Primitive 2 — Human-in-the-loop on external writes
Any action that writes outside the Nika OS system requires an explicit human validation before execution. The exhaustive list:
| Category | Examples |
|---|---|
| Outgoing communications | Mail (Gmail, Outlook), WhatsApp to an external contact, LinkedIn / public Teams post, SMS, fax |
| External DB writes | Public API POST / PUT / DELETE, modification of a client SharePoint folder, write into a third-party ERP / CRM |
| Financial commitments | Payment, transfer, purchase, quote / contract signature |
| Code in production | Direct push to main, merge without review, deployment, modification of shared infra |
| Legal documents | Submission of an official file (Greffe, DREETS, INPI, tax), signature of a deed |
| Personal data | Creation of a customer account, modification of an HR / medical file |
This rule is etched in the kernel via a PreToolUse hook that:
- Intercepts each tool call before execution.
- Classifies the action (read / internal write / external write).
- If external write → blocks + requests validation from the human operator via the channel they configured (WhatsApp / Teams by default, admin console as backup).

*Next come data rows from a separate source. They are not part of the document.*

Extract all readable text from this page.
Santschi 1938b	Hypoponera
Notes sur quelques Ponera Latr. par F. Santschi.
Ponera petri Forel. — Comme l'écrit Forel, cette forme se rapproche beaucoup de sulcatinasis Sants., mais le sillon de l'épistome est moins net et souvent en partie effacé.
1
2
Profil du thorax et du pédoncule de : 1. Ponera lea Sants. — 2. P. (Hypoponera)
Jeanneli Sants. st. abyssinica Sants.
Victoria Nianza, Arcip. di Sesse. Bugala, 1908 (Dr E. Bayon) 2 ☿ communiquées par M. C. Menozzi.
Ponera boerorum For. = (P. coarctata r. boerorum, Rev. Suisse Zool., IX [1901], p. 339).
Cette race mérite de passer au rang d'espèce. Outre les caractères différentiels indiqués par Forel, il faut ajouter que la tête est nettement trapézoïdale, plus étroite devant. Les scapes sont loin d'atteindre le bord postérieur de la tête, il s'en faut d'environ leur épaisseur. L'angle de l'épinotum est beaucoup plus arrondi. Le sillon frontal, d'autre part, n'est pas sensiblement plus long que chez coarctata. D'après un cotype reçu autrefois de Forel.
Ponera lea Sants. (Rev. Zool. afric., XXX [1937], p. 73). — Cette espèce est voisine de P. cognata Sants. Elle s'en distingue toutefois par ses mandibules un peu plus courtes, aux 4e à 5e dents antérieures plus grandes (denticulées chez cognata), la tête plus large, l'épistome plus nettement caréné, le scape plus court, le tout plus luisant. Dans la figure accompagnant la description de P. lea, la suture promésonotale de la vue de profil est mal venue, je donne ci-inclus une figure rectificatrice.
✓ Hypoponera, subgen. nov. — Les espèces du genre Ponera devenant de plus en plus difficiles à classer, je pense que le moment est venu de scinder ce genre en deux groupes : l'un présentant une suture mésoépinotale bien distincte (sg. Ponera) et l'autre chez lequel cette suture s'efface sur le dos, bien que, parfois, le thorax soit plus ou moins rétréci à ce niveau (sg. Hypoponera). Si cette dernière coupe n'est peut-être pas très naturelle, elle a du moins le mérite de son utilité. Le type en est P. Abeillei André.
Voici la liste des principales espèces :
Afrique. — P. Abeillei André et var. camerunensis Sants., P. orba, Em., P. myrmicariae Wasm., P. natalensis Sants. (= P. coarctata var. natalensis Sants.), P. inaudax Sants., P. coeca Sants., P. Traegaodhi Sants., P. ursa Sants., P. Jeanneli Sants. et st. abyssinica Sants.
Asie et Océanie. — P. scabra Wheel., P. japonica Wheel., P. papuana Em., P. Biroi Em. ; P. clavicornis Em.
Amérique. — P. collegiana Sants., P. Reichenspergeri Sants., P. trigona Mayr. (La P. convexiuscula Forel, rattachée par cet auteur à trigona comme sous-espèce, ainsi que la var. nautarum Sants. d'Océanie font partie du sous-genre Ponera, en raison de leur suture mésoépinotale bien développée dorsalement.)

- The operator validates or rejects. Without an answer within the configured delay (default 30 min) → action cancelled and traced as rejected.
- The rule cannot be disabled by GEPA, nor by a skill, nor by a pod.
The hook is marked
kernel_immutable: trueinsettings.json.
Strict exceptions
Only three cases are auto-validated:
- Outgoing replies on a thread initiated by Paul (reply to a mail where Paul is explicitly in CC and has already authorized the draft).
- Internal Nika OS updates (logs, metrics, RAG, JSONL, tenant-local configs).
- Explicitly budgeted actions in the wizard with a maximum threshold (e.g. consumable purchase < 10 € via dedicated purchase API).
Any other external write → mandatory human validation.
Why this doctrine
Autonomy without guardrails leads to incidents that cost infinitely more than the friction of a validation. The system can be wrong on a meeting summary (impact 0), but not on sending a badly worded mail to a customer (reputation, legal, commercial impact).
This doctrine is the operational expression of the dual-control principle historically applied to critical systems: automated decision + human validation = safe autonomy.
Without this doctrine, Nika OS would not be industrializable.